Świat polskiej kultury pogrążył się w żałobie. Nie żyje Piotr Nowakowski, aktor znany z popularnych seriali i filmów, a także sceny teatralnej. Miał zaledwie 50 lat.
Piotr Nowakowski – aktor, którego znali wszyscy
Piotr Nowakowski przez lata był obecny zarówno w telewizji, jak i teatrze. Widzowie kojarzyli go z takich produkcji jak „Klan”, „Na dobre i na złe”, czy film „Pitbull”. Niedawno można go było oglądać również w serialu TVP „Zaraz wracam”. Oprócz pracy przed kamerą występował na deskach teatralnych – współpracował m.in. z Teatrem Wielkim – Operą Narodową oraz Teatrem Żydowskim w Warszawie. Jego twarz pojawiała się także w reklamach, co sprawiło, że znało go szerokie grono odbiorców.
Wzruszające słowa rodziny
Informację o śmierci aktora przekazała jego żona Magdalena w poruszającym wpisie:
„Z głębokim żalem powiadamiamy, że dziś nad ranem odszedł mój ukochany mąż, najwspanialszy tato, Piotr Nowakowski. Nie mam słów, żeby opisać tę stratę. O pogrzebie Piotra poinformujemy wkrótce. Proszę o modlitwę w intencji Piotra. Magda, Janek i Ida”.
Nowakowski pozostawił w żałobie żonę oraz dwoje dzieci.
Pożegnania przyjaciół i kolegów z branży
Wzruszające pożegnanie zamieścił także aktor Marcin Kwaśny, który wspominał swojego kolegę w mediach społecznościowych:
„Proszę Was o modlitwę za mojego kolegę Piotra. Zmarł nagle w wieku 50 lat. Osierocił żonę i dwójkę dzieci. Miał w sobie Bożą iskrę i pogodę ducha. Wierzę, że nadal się uśmiecha, będąc już po tamtej stronie. Do zobaczenia Piotrze!

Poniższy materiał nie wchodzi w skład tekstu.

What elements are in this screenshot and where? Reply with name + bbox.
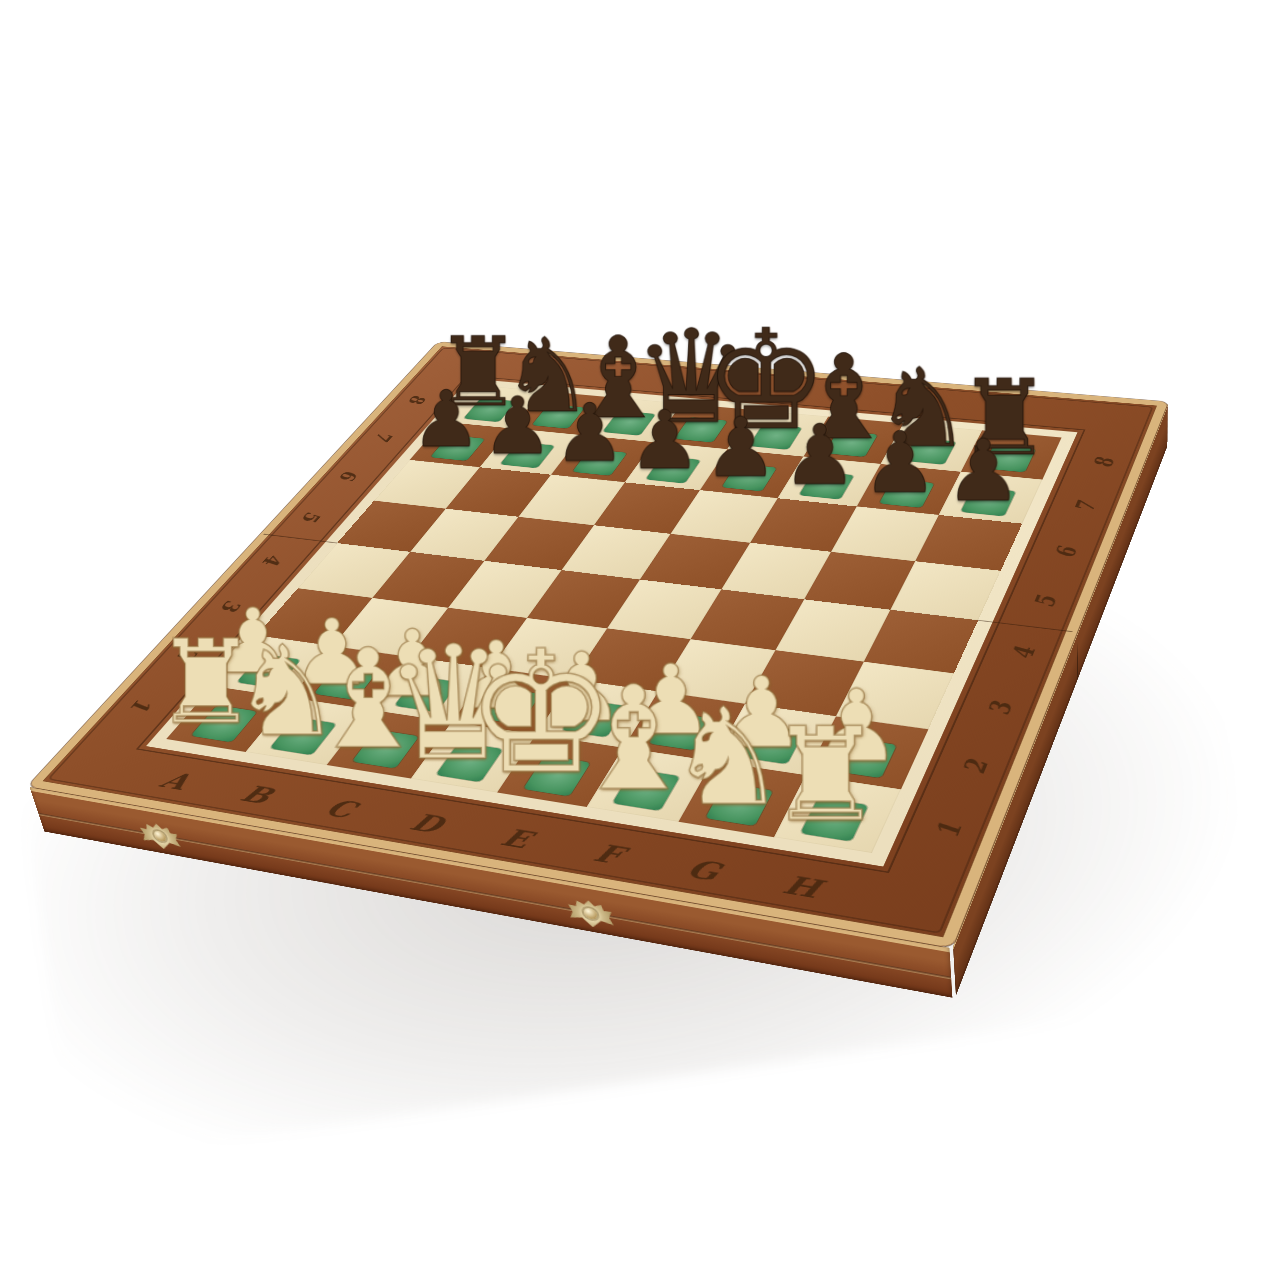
file-label-a: A	[154, 767, 197, 795]
piece-black-pawn: ♟	[554, 393, 626, 473]
rank-label-left-6: 6	[333, 470, 364, 481]
piece-black-pawn: ♟	[482, 386, 553, 465]
chess-box: ♜♞♝♛♚♝♞♜♟♟♟♟♟♟♟♟♟♟♟♟♟♟♟♟♜♞♝♛♚♝♞♜ ABCDEFG…	[143, 83, 1137, 1077]
piece-black-pawn: ♟	[782, 413, 857, 496]
rank-label-right-2: 2	[956, 759, 995, 777]
piece-black-pawn: ♟	[862, 421, 938, 505]
rank-label-right-5: 5	[1027, 594, 1063, 608]
file-label-c: C	[319, 794, 362, 823]
brass-clasp-right	[567, 897, 615, 932]
piece-black-pawn: ♟	[411, 380, 481, 458]
file-label-e: E	[495, 823, 537, 854]
file-label-f: F	[589, 839, 629, 870]
rank-label-left-4: 4	[256, 553, 289, 565]
file-label-g: G	[681, 854, 726, 887]
piece-black-pawn: ♟	[945, 428, 1022, 513]
product-photo-scene: ♜♞♝♛♚♝♞♜♟♟♟♟♟♟♟♟♟♟♟♟♟♟♟♟♜♞♝♛♚♝♞♜ ABCDEFG…	[0, 0, 1280, 1280]
rank-label-right-3: 3	[981, 700, 1019, 716]
rank-label-right-4: 4	[1005, 646, 1042, 661]
rank-label-right-8: 8	[1087, 457, 1120, 469]
file-label-b: B	[234, 780, 279, 809]
piece-white-rook: ♜	[767, 711, 883, 840]
chess-board: ♜♞♝♛♚♝♞♜♟♟♟♟♟♟♟♟♟♟♟♟♟♟♟♟♜♞♝♛♚♝♞♜ ABCDEFG…	[27, 342, 1168, 948]
piece-black-pawn: ♟	[704, 406, 778, 488]
rank-label-left-5: 5	[296, 511, 328, 523]
rank-label-left-7: 7	[369, 431, 400, 441]
rank-label-right-7: 7	[1069, 500, 1103, 512]
rank-label-right-1: 1	[929, 821, 970, 840]
file-label-d: D	[404, 808, 449, 838]
box-fold-seam-side	[1077, 632, 1078, 680]
square-h1: ♜	[774, 775, 901, 853]
file-label-h: H	[778, 870, 826, 904]
piece-black-pawn: ♟	[628, 400, 701, 481]
brass-clasp-left	[138, 820, 183, 852]
rank-label-right-6: 6	[1049, 546, 1084, 559]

Jeszcze dokończymy naszą rozmowę…”.
Słowa Kwaśnego pokazują, jak wielką pustkę pozostawił po sobie Nowakowski w środowisku artystycznym i wśród przyjaciół.
Ogromna strata dla polskiej kultury
Odejście Piotra Nowakowskiego to wielki cios dla świata teatru, filmu i telewizji. Artysta przez lata umilał czas widzom i zostawił po sobie dorobek, który na zawsze wpisze się w pamięć polskich odbiorców.